Diese Vollzugshinweise sind zur Zuordnung von Abfällen zu den Abfallarten eines Spiegeleintrages gemäß Abfallverzeichnis-Verordnung2 anzuwenden. Sie sind inhaltsgleich zwischen den obersten Abfallwirtschaftsbehörden der Länder Berlin und Brandenburg abgestimmt.
Gliederung
2 Zuständigkeiten und Verantwortlichkeiten
3 Vorgehensweise
3.1 Zuordnung auf Grund gefahrstoffrechtlicher Einstufung
3.2 Zuordnung auf Grund von Vollzugserfahrungen
3.3 Zuordnung nach Ergebnissen analytischer Untersuchungen
4 Probenahme- und Analysenverfahren
5 Inkrafttreten, Aufhebung von Vorschriften
Anlagen
I. Rechtsgrundlagen
II. Gefahrenrelevante Eigenschaften der Abfälle und diesbezügliche Konzentrationsgrenzen
III. Tabelle 1 Liste der Spiegeleinträge
Tabelle 2 Herkunftsspezifische Zuordnungshinweise
IV. Tabelle 1 Schwellenwerte für Schadstoffgehalte in der Originalsubstanz in Bezug auf die gefahren-
relevanten Eigenschaften
- HP4 - reizend
- HP5 - STOT/Aspirationsgefahr
- HP6 - akute Toxizität
- HP7 - karzinogen
- HP8 - ätzend
- HP10 - reproduktionstoxisch
- HP11 - mutagen
- HP13 - sensibilisierend
- HP14 - ökotoxisch/bezogen auf die aquatische Umwelt
Tabelle 2 Schwellenwerte für Schadstoffgehalte im Eluat in Bezug auf die gefahrenrelevanten Eigenschaften
- HP4 - reizend
- HP8 - ätzend
- HP15
Tabelle 3 Schwellenwerte für Parameter (in der Originalsubstanz), die aus der POP-VO16 resultieren
Tabelle 4 Schwellenwerte für die mineralischen Abfälle Boden und Bauschutt in Bezug auf die gefahrenrelevante Eigenschaft HP14 - ökotoxisch/bezogen auf die terrestrische Umwelt
V. Probenahme- und Analysenverfahren
1 Grundlagen
Im Jahre 2000 und nachfolgend wurde mit der Entscheidung der Europäischen Kommission 2000/532/EG über ein Abfallverzeichnis1 und der deutschen Abfallverzeichnis-Verordnung (AVV)2 der europarechtlich harmonisierte Abfallkatalog überarbeitet und eingeführt.

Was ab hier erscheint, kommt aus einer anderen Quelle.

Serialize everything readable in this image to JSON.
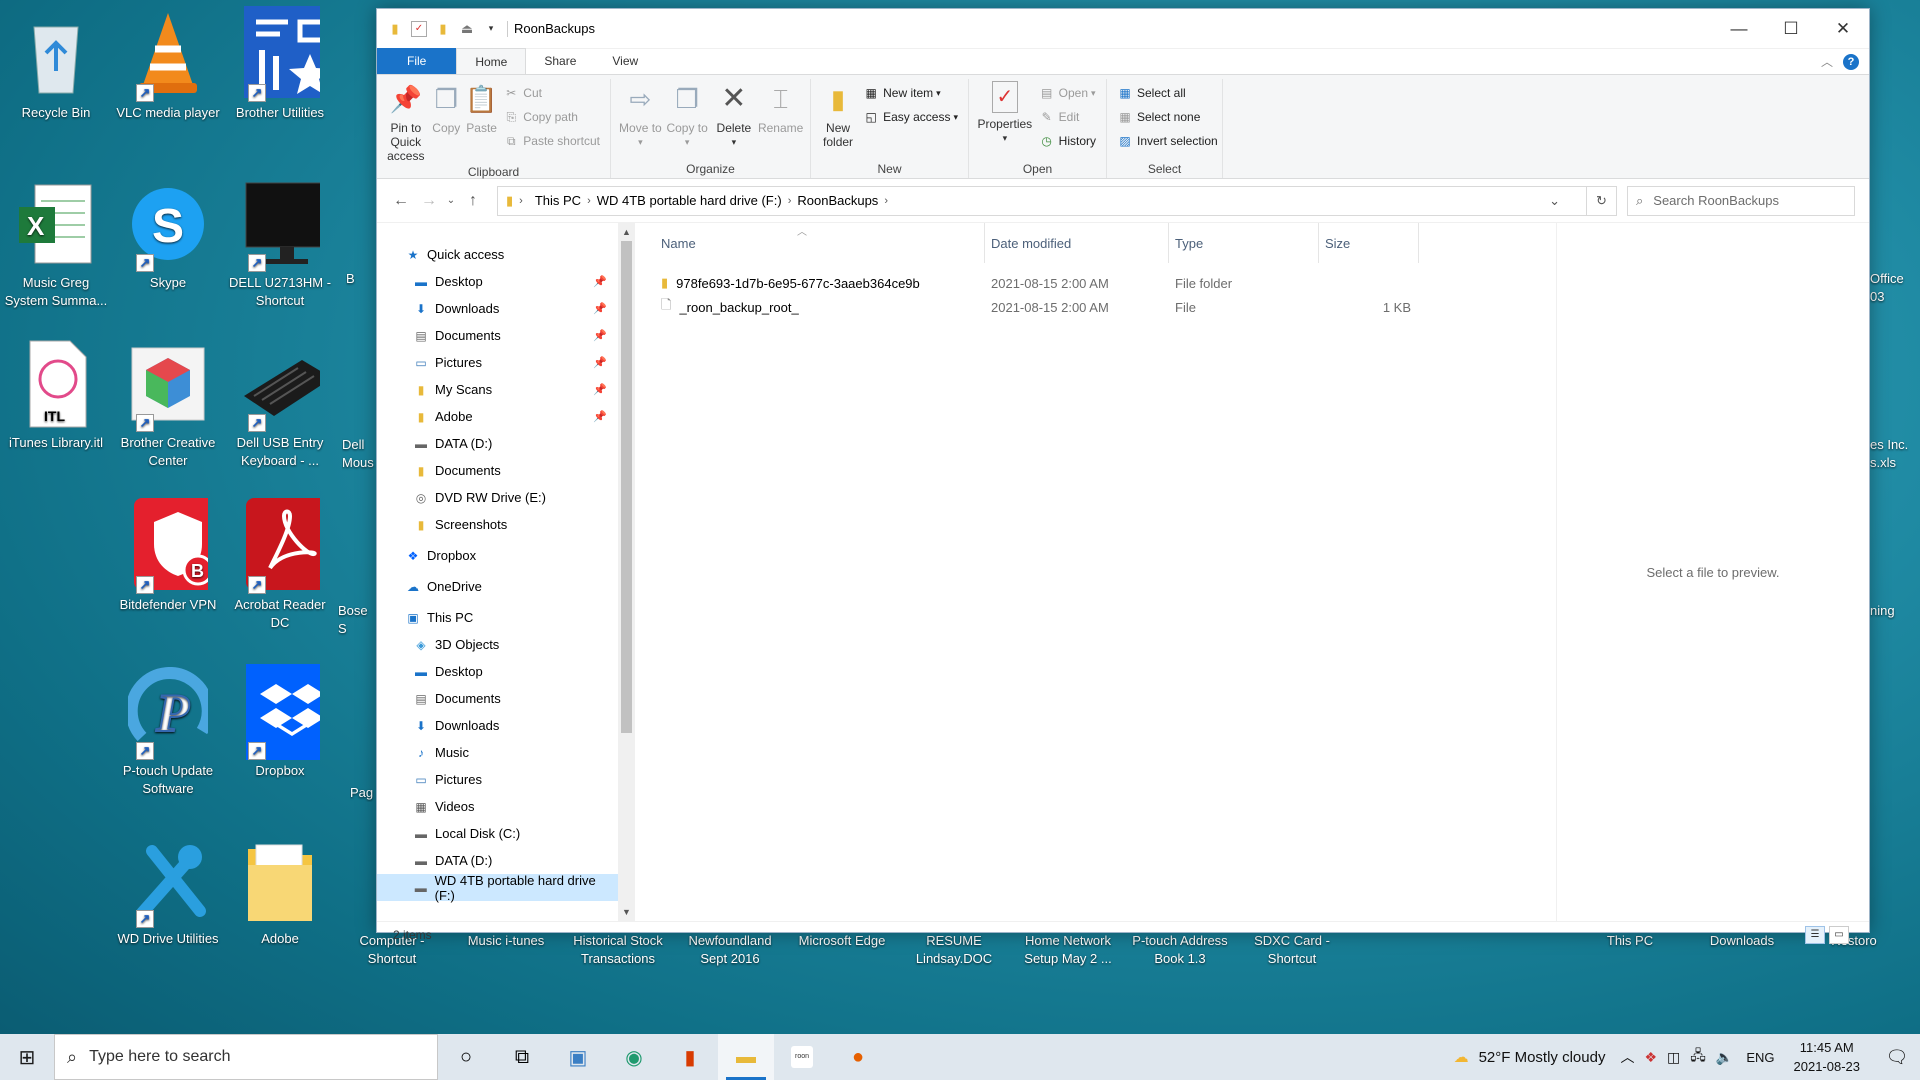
{
  "desktop": {
    "icons": [
      {
        "label": "Recycle Bin",
        "icon": "recycle-bin-icon"
      },
      {
        "label": "VLC media player",
        "icon": "vlc-icon"
      },
      {
        "label": "Brother Utilities",
        "icon": "brother-utilities-icon"
      },
      {
        "label": "Music Greg System Summa...",
        "icon": "excel-icon"
      },
      {
        "label": "Skype",
        "icon": "skype-icon"
      },
      {
        "label": "DELL U2713HM - Shortcut",
        "icon": "monitor-icon"
      },
      {
        "label": "iTunes Library.itl",
        "icon": "itunes-file-icon"
      },
      {
        "label": "Brother Creative Center",
        "icon": "brother-creative-icon"
      },
      {
        "label": "Dell USB Entry Keyboard - ...",
        "icon": "keyboard-icon"
      },
      {
        "label": "Bitdefender VPN",
        "icon": "bitdefender-icon"
      },
      {
        "label": "Acrobat Reader DC",
        "icon": "acrobat-icon"
      },
      {
        "label": "P-touch Update Software",
        "icon": "ptouch-icon"
      },
      {
        "label": "Dropbox",
        "icon": "dropbox-icon"
      },
      {
        "label": "WD Drive Utilities",
        "icon": "tools-icon"
      },
      {
        "label": "Adobe",
        "icon": "folder-icon"
      }
    ],
    "partial_labels": [
      "B",
      "Dell Mous",
      "Bose S",
      "Pag",
      "Office 03",
      "es Inc. s.xls",
      "ning"
    ],
    "bottom_labels": [
      "Computer - Shortcut",
      "Music i-tunes",
      "Historical Stock Transactions",
      "Newfoundland Sept 2016",
      "Microsoft Edge",
      "RESUME Lindsay.DOC",
      "Home Network Setup May 2 ...",
      "P-touch Address Book 1.3",
      "SDXC Card - Shortcut",
      "This PC",
      "Downloads",
      "Restoro"
    ]
  },
  "window": {
    "title": "RoonBackups",
    "tabs": [
      "File",
      "Home",
      "Share",
      "View"
    ],
    "ribbon": {
      "clipboard": {
        "label": "Clipboard",
        "pin": "Pin to Quick access",
        "copy": "Copy",
        "paste": "Paste",
        "cut": "Cut",
        "copy_path": "Copy path",
        "paste_shortcut": "Paste shortcut"
      },
      "organize": {
        "label": "Organize",
        "move_to": "Move to",
        "copy_to": "Copy to",
        "delete": "Delete",
        "rename": "Rename"
      },
      "new": {
        "label": "New",
        "new_folder": "New folder",
        "new_item": "New item",
        "easy_access": "Easy access"
      },
      "open": {
        "label": "Open",
        "properties": "Properties",
        "open": "Open",
        "edit": "Edit",
        "history": "History"
      },
      "select": {
        "label": "Select",
        "select_all": "Select all",
        "select_none": "Select none",
        "invert": "Invert selection"
      }
    },
    "address": {
      "crumbs": [
        "This PC",
        "WD 4TB portable hard drive (F:)",
        "RoonBackups"
      ],
      "search_placeholder": "Search RoonBackups"
    },
    "nav": [
      {
        "label": "Quick access",
        "icon": "star-icon",
        "level": 1,
        "pinned": false
      },
      {
        "label": "Desktop",
        "icon": "desktop-icon",
        "level": 2,
        "pinned": true
      },
      {
        "label": "Downloads",
        "icon": "download-icon",
        "level": 2,
        "pinned": true
      },
      {
        "label": "Documents",
        "icon": "documents-icon",
        "level": 2,
        "pinned": true
      },
      {
        "label": "Pictures",
        "icon": "pictures-icon",
        "level": 2,
        "pinned": true
      },
      {
        "label": "My Scans",
        "icon": "folder-icon",
        "level": 2,
        "pinned": true
      },
      {
        "label": "Adobe",
        "icon": "folder-icon",
        "level": 2,
        "pinned": true
      },
      {
        "label": "DATA (D:)",
        "icon": "drive-icon",
        "level": 2,
        "pinned": false
      },
      {
        "label": "Documents",
        "icon": "folder-icon",
        "level": 2,
        "pinned": false
      },
      {
        "label": "DVD RW Drive (E:)",
        "icon": "dvd-icon",
        "level": 2,
        "pinned": false
      },
      {
        "label": "Screenshots",
        "icon": "folder-icon",
        "level": 2,
        "pinned": false
      },
      {
        "label": "Dropbox",
        "icon": "dropbox-icon",
        "level": 1,
        "pinned": false
      },
      {
        "label": "OneDrive",
        "icon": "cloud-icon",
        "level": 1,
        "pinned": false
      },
      {
        "label": "This PC",
        "icon": "computer-icon",
        "level": 1,
        "pinned": false
      },
      {
        "label": "3D Objects",
        "icon": "cube-icon",
        "level": 2,
        "pinned": false
      },
      {
        "label": "Desktop",
        "icon": "desktop-icon",
        "level": 2,
        "pinned": false
      },
      {
        "label": "Documents",
        "icon": "documents-icon",
        "level": 2,
        "pinned": false
      },
      {
        "label": "Downloads",
        "icon": "download-icon",
        "level": 2,
        "pinned": false
      },
      {
        "label": "Music",
        "icon": "music-icon",
        "level": 2,
        "pinned": false
      },
      {
        "label": "Pictures",
        "icon": "pictures-icon",
        "level": 2,
        "pinned": false
      },
      {
        "label": "Videos",
        "icon": "video-icon",
        "level": 2,
        "pinned": false
      },
      {
        "label": "Local Disk (C:)",
        "icon": "drive-icon",
        "level": 2,
        "pinned": false
      },
      {
        "label": "DATA (D:)",
        "icon": "drive-icon",
        "level": 2,
        "pinned": false
      },
      {
        "label": "WD 4TB portable hard drive (F:)",
        "icon": "drive-icon",
        "level": 2,
        "pinned": false,
        "selected": true
      }
    ],
    "columns": [
      "Name",
      "Date modified",
      "Type",
      "Size"
    ],
    "files": [
      {
        "name": "978fe693-1d7b-6e95-677c-3aaeb364ce9b",
        "date": "2021-08-15 2:00 AM",
        "type": "File folder",
        "size": "",
        "icon": "folder-icon"
      },
      {
        "name": "_roon_backup_root_",
        "date": "2021-08-15 2:00 AM",
        "type": "File",
        "size": "1 KB",
        "icon": "file-icon"
      }
    ],
    "preview_text": "Select a file to preview.",
    "status": "2 items"
  },
  "taskbar": {
    "search_placeholder": "Type here to search",
    "weather": "52°F  Mostly cloudy",
    "lang": "ENG",
    "time": "11:45 AM",
    "date": "2021-08-23"
  }
}
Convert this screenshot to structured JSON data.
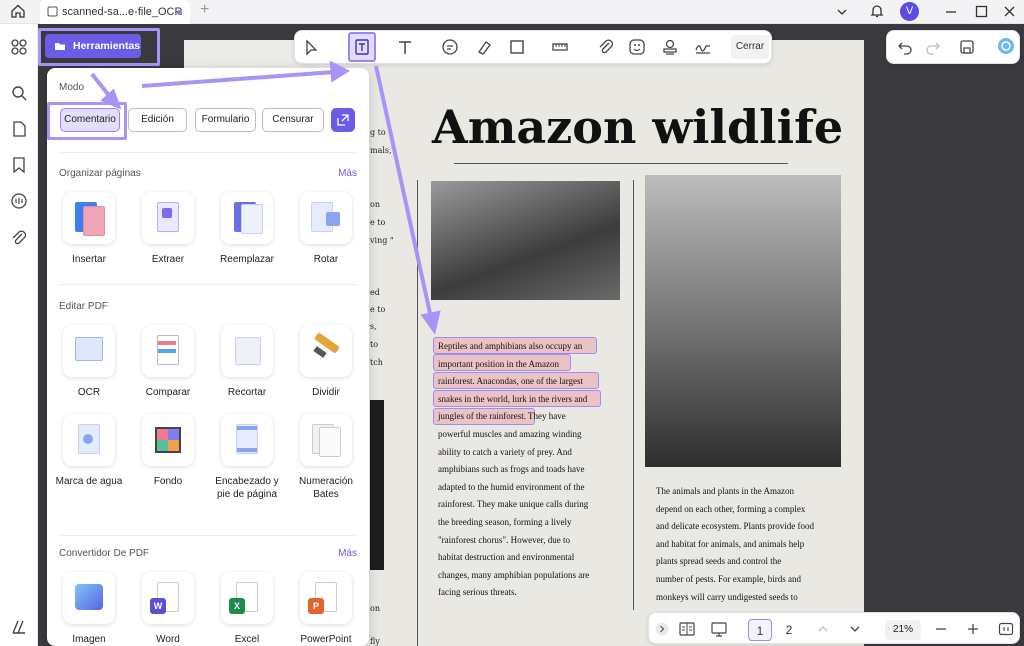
{
  "titlebar": {
    "tab_title": "scanned-sa...e-file_OCR",
    "avatar_letter": "V"
  },
  "tools_button": {
    "label": "Herramientas"
  },
  "panel": {
    "mode_label": "Modo",
    "modes": [
      "Comentario",
      "Edición",
      "Formulario",
      "Censurar"
    ],
    "selected_mode": "Comentario",
    "sections": [
      {
        "title": "Organizar páginas",
        "more": "Más",
        "tools": [
          "Insertar",
          "Extraer",
          "Reemplazar",
          "Rotar"
        ]
      },
      {
        "title": "Editar PDF",
        "more": "",
        "tools": [
          "OCR",
          "Comparar",
          "Recortar",
          "Dividir",
          "Marca de agua",
          "Fondo",
          "Encabezado y pie de página",
          "Numeración Bates"
        ]
      },
      {
        "title": "Convertidor De PDF",
        "more": "Más",
        "tools": [
          "Imagen",
          "Word",
          "Excel",
          "PowerPoint"
        ]
      }
    ]
  },
  "toolbar": {
    "close_label": "Cerrar"
  },
  "bottombar": {
    "pages": [
      "1",
      "2"
    ],
    "current_page": "1",
    "zoom": "21%"
  },
  "document": {
    "title": "Amazon wildlife",
    "left_fragments": [
      "g to",
      "mals,",
      "on",
      "e to",
      "ving \"",
      "ed",
      "e to",
      "s,",
      "to",
      "tch",
      "on",
      "fly"
    ],
    "highlighted_text": [
      "Reptiles and amphibians also occupy an",
      "important position in the Amazon",
      "rainforest. Anacondas, one of the largest",
      "snakes in the world, lurk in the rivers and",
      "jungles of the rainforest."
    ],
    "column1_text": [
      "Reptiles and amphibians also occupy an",
      "important position in the Amazon",
      "rainforest. Anacondas, one of the largest",
      "snakes in the world, lurk in the rivers and",
      "jungles of the rainforest. They have",
      "powerful muscles and amazing winding",
      "ability to catch a variety of prey. And",
      "amphibians such as frogs and toads have",
      "adapted to the humid environment of the",
      "rainforest. They make unique calls during",
      "the breeding season, forming a lively",
      "\"rainforest chorus\". However, due to",
      "habitat destruction and environmental",
      "changes, many amphibian populations are",
      "facing serious threats."
    ],
    "column2_text": [
      "The animals and plants in the Amazon",
      "depend on each other, forming a complex",
      "and delicate ecosystem. Plants provide food",
      "and habitat for animals, and animals help",
      "plants spread seeds and control the",
      "number of pests. For example, birds and",
      "monkeys will carry undigested seeds to"
    ]
  },
  "colors": {
    "accent": "#6b5ce7",
    "annotation": "#a893f7",
    "highlight": "#f096a0"
  }
}
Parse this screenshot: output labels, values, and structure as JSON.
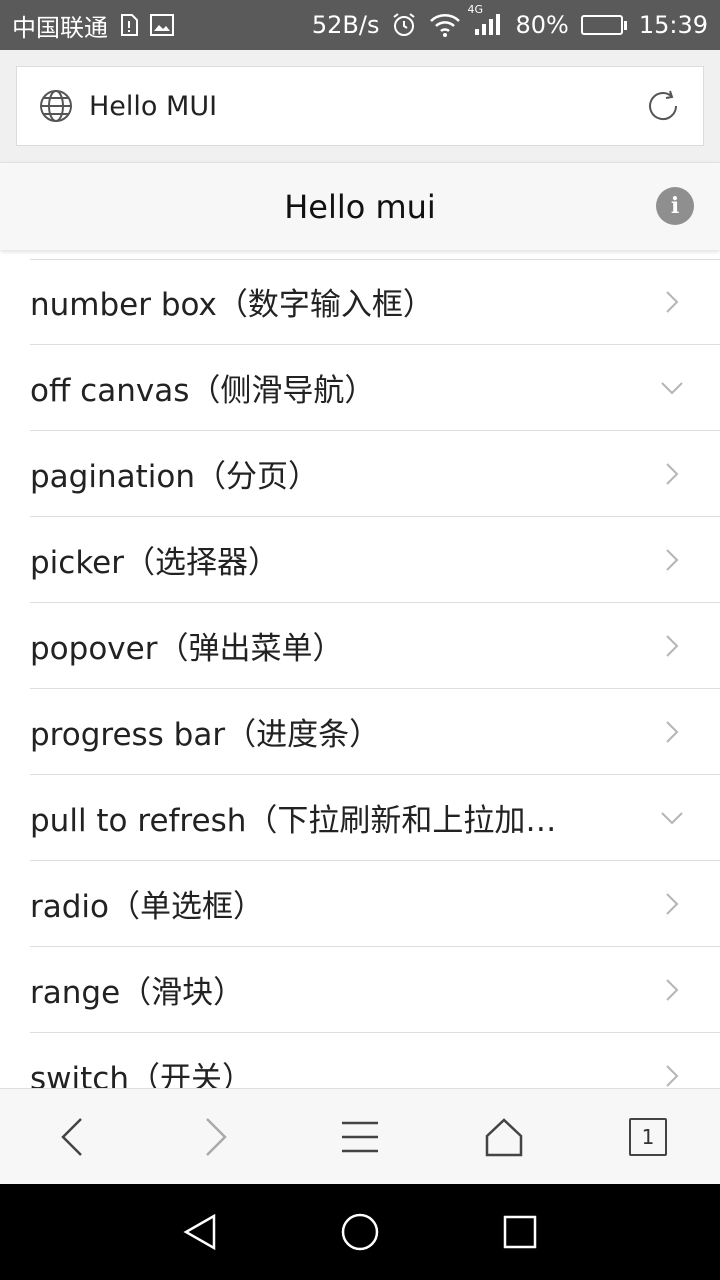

In 20 herkunfts- beziehungsweise entstehungsprozessspezifischen Kapiteln werden 842 Abfallschlüssel aufgeführt. Darunter sind etwa 400 paarweise Abfallarten (das heißt etwa 200 Paare, sogenannte Spiegeleinträge) zu finden, die sich nur durch den Hinweis auf im Abfall enthaltene gefährliche Stoffe unterscheiden.
Zur Unterscheidung zwischen gefährlichen und nicht gefährlichen Abfällen wird in der Abfallverzeichnis-Verordnung2 auf 15 gefahrenrelevante Eigenschaften verwiesen, die zur Bewertung herangezogen werden und die ihren Ursprung im Gefahrstoffrecht haben.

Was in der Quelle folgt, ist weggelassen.